You have to build consensus somehow.

Most of the new cool features other languages get is bette done using a dedicated high level IR. There is currently no easy way to experiment with that for D (short of writing your own backend).

I think that is a road block.

May 25, 2021
On Tuesday, 25 May 2021 at 11:40:42 UTC, Ola Fosheim Grøstad wrote:
> On Tuesday, 25 May 2021 at 11:22:24 UTC, jmh530 wrote:
>> I don't know...I mean it's a start...
>
> Many functions have two-liners documentation already, but it is kinda like a forest. You see lots of individual trees, but the shape of the forest is hard to grasp. More documentation on individual functions won't enable anything. Just like stapling "this is spruce", "this is birch" to individual trees does not help much.

Or let me explain it another way. Assume writing good useful documentation takes 10-20% of your coding time.

What should you formally document?

1. High level structure.
2. Stuff that is stable and well encapsulated and needs to be explained.
3. FAQs.
4. Functions that deviate from the norm (behaves in surprising ways).

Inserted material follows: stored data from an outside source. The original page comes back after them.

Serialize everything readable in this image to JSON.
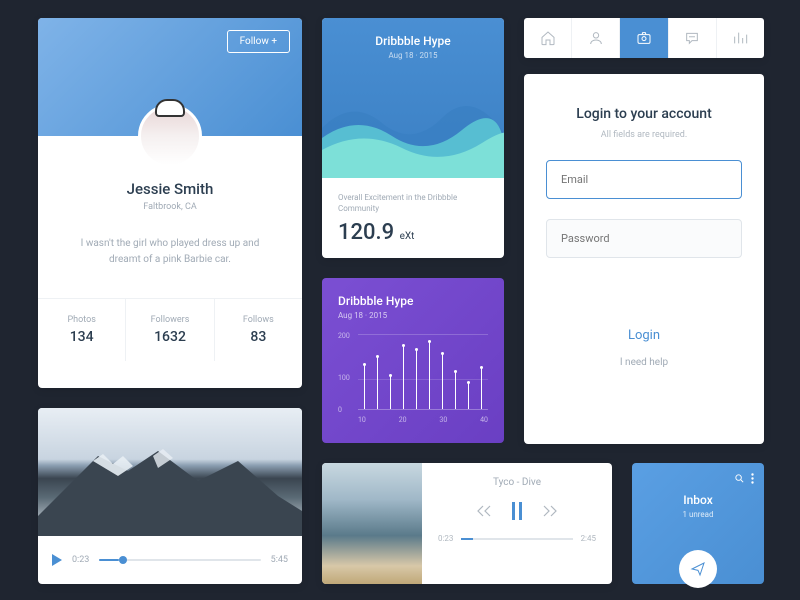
{
  "profile": {
    "follow_label": "Follow +",
    "name": "Jessie Smith",
    "location": "Faltbrook, CA",
    "bio": "I wasn't the girl who played dress up and dreamt of a pink Barbie car.",
    "stats": [
      {
        "label": "Photos",
        "value": "134"
      },
      {
        "label": "Followers",
        "value": "1632"
      },
      {
        "label": "Follows",
        "value": "83"
      }
    ]
  },
  "wave_card": {
    "title": "Dribbble Hype",
    "date": "Aug 18 · 2015",
    "description": "Overall Excitement in the Dribbble Community",
    "value": "120.9",
    "unit": "eXt"
  },
  "purple_card": {
    "title": "Dribbble Hype",
    "date": "Aug 18 · 2015"
  },
  "chart_data": {
    "type": "bar",
    "y_ticks": [
      "200",
      "100",
      "0"
    ],
    "x_ticks": [
      "10",
      "20",
      "30",
      "40"
    ],
    "values": [
      120,
      140,
      90,
      170,
      160,
      180,
      150,
      100,
      70,
      110
    ],
    "ylim": [
      0,
      200
    ]
  },
  "login": {
    "title": "Login to your account",
    "subtitle": "All fields are required.",
    "email_placeholder": "Email",
    "password_placeholder": "Password",
    "button": "Login",
    "help": "I need help"
  },
  "video": {
    "current": "0:23",
    "duration": "5:45"
  },
  "music": {
    "track": "Tyco - Dive",
    "current": "0:23",
    "duration": "2:45"
  },
  "inbox": {
    "title": "Inbox",
    "subtitle": "1 unread"
  }
}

Stuff you want to replace, not so much I think. Given that those 10-20% would be better spent refactoring.


May 25, 2021
On Tuesday, 25 May 2021 at 12:21:23 UTC, Ola Fosheim Grøstad wrote:
> [snip]
>
> Stuff you want to replace, not so much I think. Given that those 10-20% would be better spent refactoring.

Ultimately Walter needs to think about how he best spends his time.

Refactoring won't happen overnight and more people who understand the compiler the more can assist with that and other things in the meantime.